Ghazi Chaouachi a affirmé avoir relever deux “bizarreries” dans cette affaire, auxquels ils ont eu accès aux dossiers judiciaires”: “D’abord, il y avait des échanges entre Slim Chiboub alors en fuite à Abu Dhabi, Béji Caid Essebsi lorsqu’il était Premier ministre et Slah Eddine Caid Essebsi en sa qualité de représentant légal de la société qui a acheté les actions et non pas en tant qu’avocat de Slim Chiboub”.

“Ensuite, cette opération s’est soldée par une vente à des prix bien plus bas que les prix réels des actions, soit à 20 millions de dollars, et d’après certains témoignages présents dans le dossier, Slim Chiboub aurait pris sur cette opération une commission de 10 millions de dollars de la société qui a acquis ces actions” a-t-il décrit.

Sur cette affaire, une enquête a été ouverte en 2013 et fermée en mars 2018 explique le secrétaire général du Courant démocrate. Le chargé du contentieux de l’État a fait appel concernant la fermeture de l’enquête, mais l’a retiré après avoir subi des pressions a-t-il précisé.

Attayar porte plainte

Revenant sur l’affaire de “Halk El menzel”, Ghazi Chaouachi a estimé que le chef du gouvernement aurait dû porter l’affaire devant justice comme le prévoit la loi au lieu de confier l’enquête à l’Instance de Contrôle Financier qui est sous la tutelle de la présidence du gouvernement.

“Nous considérons qu’il y a dans ce dossier des soupçons de corruption et probablement spoliation des ressources naturelles tunisiennes. C’est pourquoi nous avons déposé, hier, une plainte en référé auprès du procureur de la République du Tribunal de première instance de Tunis contre toutes les personnes liées à ce dossier”.

 

Le secteur énergétique en Tunisie reste une “boite noire”

Concernant le rattachement du ministère de l’Énergie et des mines au ministère de l’Industrie et des PME, Ghazi Chaouachi trouve cette décision sans fondements et dangereuse: “Il s’agit d’un secteur stratégique où il n’existe pas de gouvernance, ni de transparence. C’est une boite noire comme c’était le cas sous Ben Ali et qui continue de l’être aujourd’hui. Il faut que ce secteur soit doté d’un ministre et d’un secrétaire d’État” a-t-il fustigé.

Le fait de rattacher ce ministère au ministère de l’Industrie et des PME, “dont le ministre a des capacités limitées et est incapable de gérer son propre ministère” dit-il, est selon lui arbitraire.

Dans ce cadre, la Courant démocrate préconise la remise en place du ministère de l’Énergie et des mines avec à sa tête “une compétence” qui soit capable de revoir tous les contrats signés et mettre en place une stratégie capable de “relever ce secteur”.
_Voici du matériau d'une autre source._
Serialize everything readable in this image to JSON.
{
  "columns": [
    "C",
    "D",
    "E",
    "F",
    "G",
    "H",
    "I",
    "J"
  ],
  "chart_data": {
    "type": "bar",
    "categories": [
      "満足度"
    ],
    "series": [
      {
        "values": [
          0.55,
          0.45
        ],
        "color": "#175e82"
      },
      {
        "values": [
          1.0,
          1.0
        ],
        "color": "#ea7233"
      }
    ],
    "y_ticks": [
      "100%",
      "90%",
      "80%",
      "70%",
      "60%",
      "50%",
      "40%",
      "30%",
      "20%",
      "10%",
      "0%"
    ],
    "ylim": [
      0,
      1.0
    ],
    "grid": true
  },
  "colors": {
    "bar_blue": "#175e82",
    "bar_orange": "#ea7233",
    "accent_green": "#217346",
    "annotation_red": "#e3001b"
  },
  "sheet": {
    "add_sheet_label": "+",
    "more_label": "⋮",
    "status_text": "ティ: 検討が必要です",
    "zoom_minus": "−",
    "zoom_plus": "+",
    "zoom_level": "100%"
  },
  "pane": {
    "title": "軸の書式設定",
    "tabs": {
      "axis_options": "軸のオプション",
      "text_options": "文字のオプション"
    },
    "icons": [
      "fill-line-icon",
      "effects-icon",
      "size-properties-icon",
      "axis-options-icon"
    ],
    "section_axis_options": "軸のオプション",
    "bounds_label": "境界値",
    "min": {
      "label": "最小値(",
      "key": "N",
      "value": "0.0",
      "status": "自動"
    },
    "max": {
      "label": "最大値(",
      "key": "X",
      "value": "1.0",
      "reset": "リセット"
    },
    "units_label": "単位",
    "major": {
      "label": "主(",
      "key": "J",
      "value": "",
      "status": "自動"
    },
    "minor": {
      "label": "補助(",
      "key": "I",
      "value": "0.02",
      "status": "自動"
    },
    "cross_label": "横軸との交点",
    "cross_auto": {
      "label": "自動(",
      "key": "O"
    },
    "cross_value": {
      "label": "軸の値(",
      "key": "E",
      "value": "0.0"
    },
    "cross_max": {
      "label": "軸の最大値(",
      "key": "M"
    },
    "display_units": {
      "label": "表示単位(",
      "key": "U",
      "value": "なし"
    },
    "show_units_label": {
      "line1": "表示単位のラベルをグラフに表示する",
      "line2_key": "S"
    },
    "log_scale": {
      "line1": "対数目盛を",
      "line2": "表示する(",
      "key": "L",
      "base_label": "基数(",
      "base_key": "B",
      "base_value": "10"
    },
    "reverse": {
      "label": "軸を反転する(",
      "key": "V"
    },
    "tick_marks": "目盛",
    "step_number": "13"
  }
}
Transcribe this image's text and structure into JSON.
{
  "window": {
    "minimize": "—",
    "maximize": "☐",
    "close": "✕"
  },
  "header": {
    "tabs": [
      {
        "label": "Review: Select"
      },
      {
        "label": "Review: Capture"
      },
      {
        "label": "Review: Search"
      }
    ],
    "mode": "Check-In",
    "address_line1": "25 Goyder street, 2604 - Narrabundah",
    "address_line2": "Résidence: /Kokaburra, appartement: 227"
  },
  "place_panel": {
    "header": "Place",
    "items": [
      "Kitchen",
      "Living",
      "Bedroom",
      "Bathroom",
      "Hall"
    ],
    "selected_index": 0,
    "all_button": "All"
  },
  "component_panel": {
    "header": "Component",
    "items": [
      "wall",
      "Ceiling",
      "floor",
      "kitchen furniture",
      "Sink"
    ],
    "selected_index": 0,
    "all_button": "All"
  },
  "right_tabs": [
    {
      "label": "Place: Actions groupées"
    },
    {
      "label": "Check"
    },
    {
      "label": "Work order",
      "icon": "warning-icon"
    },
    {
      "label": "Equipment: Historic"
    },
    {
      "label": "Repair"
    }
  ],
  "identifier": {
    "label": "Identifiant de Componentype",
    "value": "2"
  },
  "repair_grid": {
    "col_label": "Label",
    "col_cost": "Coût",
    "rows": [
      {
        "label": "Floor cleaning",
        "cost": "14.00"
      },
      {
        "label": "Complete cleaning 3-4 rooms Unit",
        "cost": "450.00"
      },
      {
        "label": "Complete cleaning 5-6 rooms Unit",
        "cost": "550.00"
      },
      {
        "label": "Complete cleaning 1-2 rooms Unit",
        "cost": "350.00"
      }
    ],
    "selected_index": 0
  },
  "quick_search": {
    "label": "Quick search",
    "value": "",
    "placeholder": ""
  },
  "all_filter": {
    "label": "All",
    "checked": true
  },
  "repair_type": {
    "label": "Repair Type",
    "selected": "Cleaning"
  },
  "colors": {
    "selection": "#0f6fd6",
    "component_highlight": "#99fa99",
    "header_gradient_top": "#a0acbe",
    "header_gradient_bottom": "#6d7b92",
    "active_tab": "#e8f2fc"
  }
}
“Malheureusement, en politique, Youssef Chahed a prouvé aujourd’hui être encore un adolescent” a-t-il attaqué, ajoutant que celui pense que “la guerre contre la corruption se fait encore avec des slogans”.

La présidence du gouvernement a annoncé,vendredi, dans un communiqué, le limogeage par le chef du gouvernement Youssef Chahed, de plusieurs responsables liés au secteur des énergies, des mines et des énergies renouvelables en Tunisie.

Parmi les principales personnes démises de leurs fonctions, l’on retrouve le ministre de l’Énergie et des mines et des énergies renouvelables Khaled Kaddour, le secrétaire d’État aux mines Hachem Hmidi, le directeur général des carburants et le directeur général des affaires juridiques au sein du ministère ainsi que le P-DG de l’ETAP Moncef Matoussi.

Par ailleurs,Youssef Chahed a décidé de rattacher le ministère de l’Énergie, des mines et des énergies renouvelables à celui de l’Industrie et des Petites et Moyennes Entreprises et de créer une commission d’experts rattachée à la présidence du gouvernement afin de restructurer le ministère et revoir la gouvernance du secteur des énergies et des mines.

Enfin, une enquête approfondie au niveau du ministère sera menée par l’Instance de contrôle général des services publics (ICGSP) et l’Instance de contrôle général des finances.